2300 nüfuslu bir Karadeniz köyü olan Türkelli (adını 2009 da değiştirmiş, OĞUZ olmuştur), Trabzon’un Beşikdüzü ilçesine bağlıdır. Çevresindeki Resullü, Aruz (Dolanlı), Çakırlı köyleriyle de son Bütün Şehir Yasası ile mahalle olmuşlardır. Ancak tüm bu köyler Oğuz adı ile konuşulur, dışarda böyle bilinir.

Bu nedenle türkülerde Türkelli yerine Oğuz adı geçmektedir.

Karadeniz’ in atma türkü özelliği burada da bütün canlılığı ile yaşamaktadır.
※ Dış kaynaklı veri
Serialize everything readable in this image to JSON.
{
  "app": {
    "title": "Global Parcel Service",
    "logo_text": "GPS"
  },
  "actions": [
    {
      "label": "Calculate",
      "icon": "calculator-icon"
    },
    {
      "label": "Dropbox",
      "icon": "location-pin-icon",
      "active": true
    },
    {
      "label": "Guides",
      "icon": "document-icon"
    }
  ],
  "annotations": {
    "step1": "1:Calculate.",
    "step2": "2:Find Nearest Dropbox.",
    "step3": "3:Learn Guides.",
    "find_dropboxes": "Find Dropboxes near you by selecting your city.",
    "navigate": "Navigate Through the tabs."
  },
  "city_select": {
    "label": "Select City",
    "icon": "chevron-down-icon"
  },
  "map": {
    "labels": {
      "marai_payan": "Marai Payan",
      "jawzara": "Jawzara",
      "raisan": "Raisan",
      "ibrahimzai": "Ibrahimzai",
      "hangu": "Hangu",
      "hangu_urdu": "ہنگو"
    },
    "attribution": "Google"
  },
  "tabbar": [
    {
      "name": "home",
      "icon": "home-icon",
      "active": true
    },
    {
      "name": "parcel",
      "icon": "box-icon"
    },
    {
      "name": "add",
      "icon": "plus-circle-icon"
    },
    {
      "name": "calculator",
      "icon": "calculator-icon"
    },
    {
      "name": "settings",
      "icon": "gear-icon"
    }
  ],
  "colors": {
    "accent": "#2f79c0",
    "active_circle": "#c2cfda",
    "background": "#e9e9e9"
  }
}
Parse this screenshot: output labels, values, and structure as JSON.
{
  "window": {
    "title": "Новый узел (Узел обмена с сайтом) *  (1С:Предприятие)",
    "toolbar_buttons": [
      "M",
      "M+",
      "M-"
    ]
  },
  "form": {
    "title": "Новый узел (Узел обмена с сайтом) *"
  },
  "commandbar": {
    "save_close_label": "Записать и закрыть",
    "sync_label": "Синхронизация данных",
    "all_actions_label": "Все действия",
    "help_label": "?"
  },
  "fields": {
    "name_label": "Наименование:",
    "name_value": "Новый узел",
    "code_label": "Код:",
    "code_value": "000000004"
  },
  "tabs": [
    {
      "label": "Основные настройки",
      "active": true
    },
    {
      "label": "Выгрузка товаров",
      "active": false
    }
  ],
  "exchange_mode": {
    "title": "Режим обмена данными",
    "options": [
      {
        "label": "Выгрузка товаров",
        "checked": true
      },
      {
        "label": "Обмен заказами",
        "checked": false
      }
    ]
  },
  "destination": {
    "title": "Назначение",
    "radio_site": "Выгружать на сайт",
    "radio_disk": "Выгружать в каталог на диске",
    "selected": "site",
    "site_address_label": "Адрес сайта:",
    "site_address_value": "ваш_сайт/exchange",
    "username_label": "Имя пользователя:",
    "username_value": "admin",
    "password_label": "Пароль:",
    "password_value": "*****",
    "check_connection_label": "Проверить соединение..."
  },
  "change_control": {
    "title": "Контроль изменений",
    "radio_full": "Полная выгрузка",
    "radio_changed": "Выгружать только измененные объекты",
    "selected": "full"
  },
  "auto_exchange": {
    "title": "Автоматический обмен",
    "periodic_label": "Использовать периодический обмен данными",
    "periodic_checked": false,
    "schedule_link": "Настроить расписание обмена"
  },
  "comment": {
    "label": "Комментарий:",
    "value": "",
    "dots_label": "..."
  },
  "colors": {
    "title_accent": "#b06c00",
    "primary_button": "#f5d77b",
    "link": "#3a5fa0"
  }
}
Asker uğurlarken, çay veya fındık toplarken, tarlada çalışırken, evde herhangi bir iş yaparken söylenen bu türküler her şeyden önce iş türküsü niteliği taşımaktadır. Atma türkü yanı sıra “kesme türkü” ve “yakma türkü” adları da verilen bu türküler düğünlerde kemençe eşliğinde oyun havalarıyla da söylenirler.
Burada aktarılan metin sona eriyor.